Origine et histoire de l'Église Notre-Dame-du-Lac du Thor
L'église Notre-Dame-du-Lac, édifiée à la fin du XIIe siècle au Thor (Vaucluse), est un chef-d'œuvre de l'art roman provençal, marqué par une forte inspiration antique. Classée monument historique dès 1840 parmi les 934 premiers sites protégés en France, elle se distingue par son porche méridional évoquant un arc de triomphe, ses chapiteaux sculptés (palmettes, aigles, visages humains) et son chevet heptagonal rythmé par des pilastres cannelés.
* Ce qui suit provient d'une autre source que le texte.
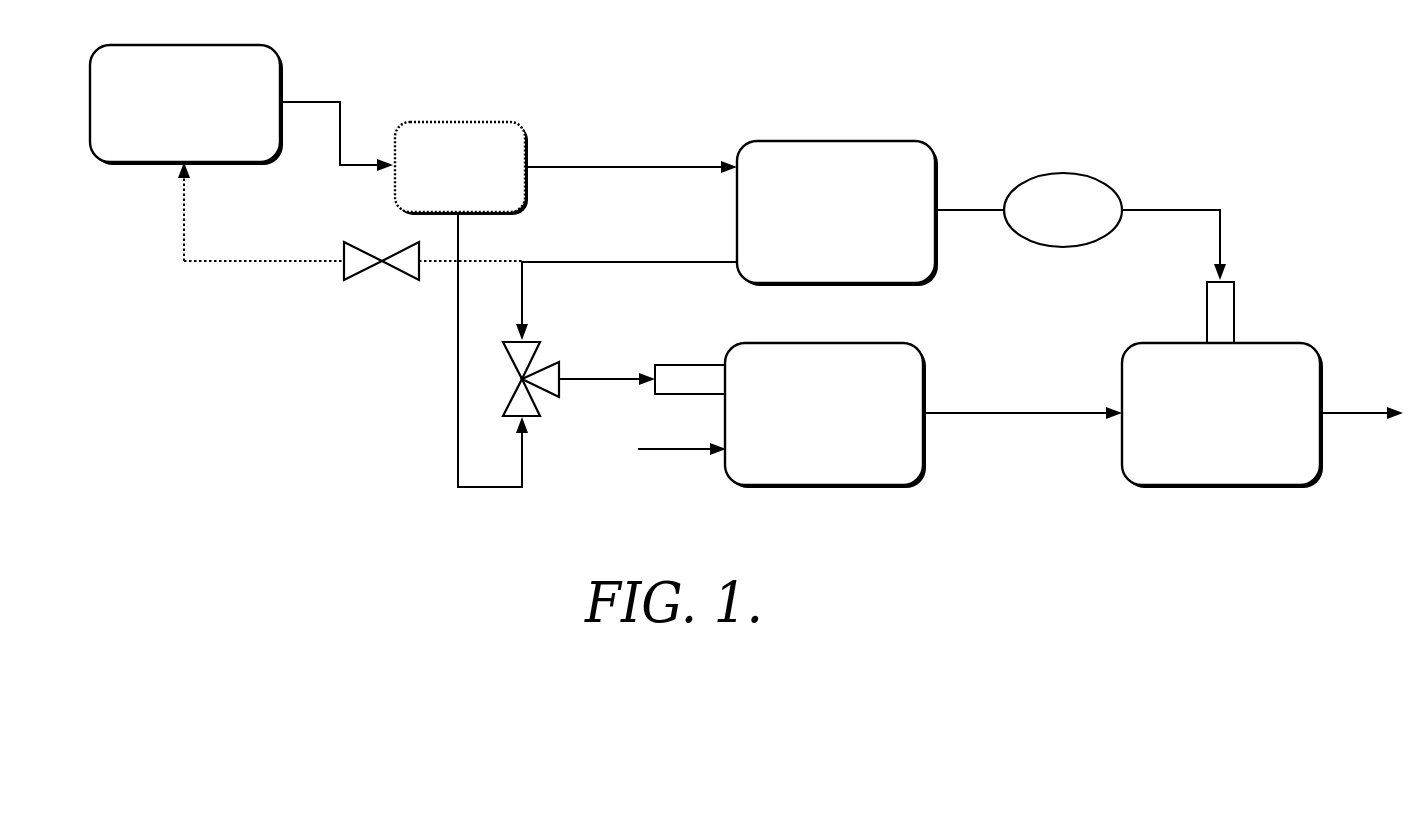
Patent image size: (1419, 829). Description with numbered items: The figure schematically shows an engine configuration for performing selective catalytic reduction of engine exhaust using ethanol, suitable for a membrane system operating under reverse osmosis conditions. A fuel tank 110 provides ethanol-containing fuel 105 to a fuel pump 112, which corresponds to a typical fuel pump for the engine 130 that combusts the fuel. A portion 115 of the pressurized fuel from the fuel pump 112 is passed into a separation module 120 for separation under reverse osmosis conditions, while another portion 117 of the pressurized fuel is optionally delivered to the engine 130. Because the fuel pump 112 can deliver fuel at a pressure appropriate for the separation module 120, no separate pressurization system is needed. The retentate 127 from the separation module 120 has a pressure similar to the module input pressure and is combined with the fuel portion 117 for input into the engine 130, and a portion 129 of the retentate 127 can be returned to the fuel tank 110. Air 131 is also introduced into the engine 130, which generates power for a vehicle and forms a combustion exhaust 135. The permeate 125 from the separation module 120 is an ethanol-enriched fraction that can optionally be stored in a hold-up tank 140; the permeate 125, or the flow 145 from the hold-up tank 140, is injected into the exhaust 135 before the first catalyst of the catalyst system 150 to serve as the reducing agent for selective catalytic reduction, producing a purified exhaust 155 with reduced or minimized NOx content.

Son clocher, inachevé pendant des siècles en raison de problèmes de financement, fut finalement doté d'un lanternon en 1834 et réparé dans les années 1830-1840, restant disproportionné par rapport à l'édifice.
La légende attribue son nom à une statue de la Vierge miraculeusement découverte dans un étang par un taureau. Sous la gouvernance de l'abbaye Saint-André de Villeneuve-lès-Avignon, l'église abritait quatre confréries (Saint-Esprit, Saint-Sacrement, Notre-Dame-du-Scapulaire, Sainte-Anne), offrant aux membres le privilège d'être enterrés sous la nef — 80 personnes y reposèrent avant que le sol ne soit bétonné. L'intérieur, d'une hauteur de 16 mètres, surprend par ses dimensions (35 m de long) pour une église de village, mêlant nef romane voûtée d'ogives et chœur élégant aux colonnes hexagonales et cylindriques alternées.
L'église fut victime d'un vol spectaculaire en 1994 : onze statues en bois doré des XVIIe et XVIIIe siècles (dont une Vierge à l'Enfant et saint Roch) disparurent sans effraction, probablement volées par des complices enfermés à l'intérieur. Cinq d'entre elles (saint Marc, saint Jean-Baptiste, sainte Barbe, sainte Catherine de Sienne, saint Dominique) furent retrouvées en Italie entre 1999 et 2001, restaurées et réinstallées en 2013 avec un système de sécurité. Une des statues, vendue 50 000 euros à un collectionneur via un antiquaire napolitain, illustre l'ampleur du trafic d'art sacré.
Le site compte 3 500 marques lapidaires — un record en Provence —, gravées sur les pierres intérieures et extérieures, témoignant de l'activité des tâcherons médiévaux. La croisée, dépourvue de transept, est surmontée d'une coupole ornée d'un rare tétramorphe (symboles des quatre évangélistes) et éclairée par un oculus. À l'ouest, une tribune réservée aux hommes (démontée en 1950) surplombait la nef, dont les murs asymétriques (baies au sud, mur aveugle au nord) reflètent des adaptations liturgiques.
Classée dès 1840, l'église bénéficia d'une valorisation récente : en 2018, l'association Les amis de Notre-Dame du Lac fut créée pour promouvoir ce patrimoine, suivie en 2019 par un spectacle son et lumière projeté sur sa façade nord. Son architecture, combinant réminiscences antiques (frises de grecques, chapiteaux à acanthe), innovations gothiques (croisées d'ogives) et éléments néo-romans (clocher achevé tardivement), en fait un témoignage exceptionnel des transitions stylistiques en Provence.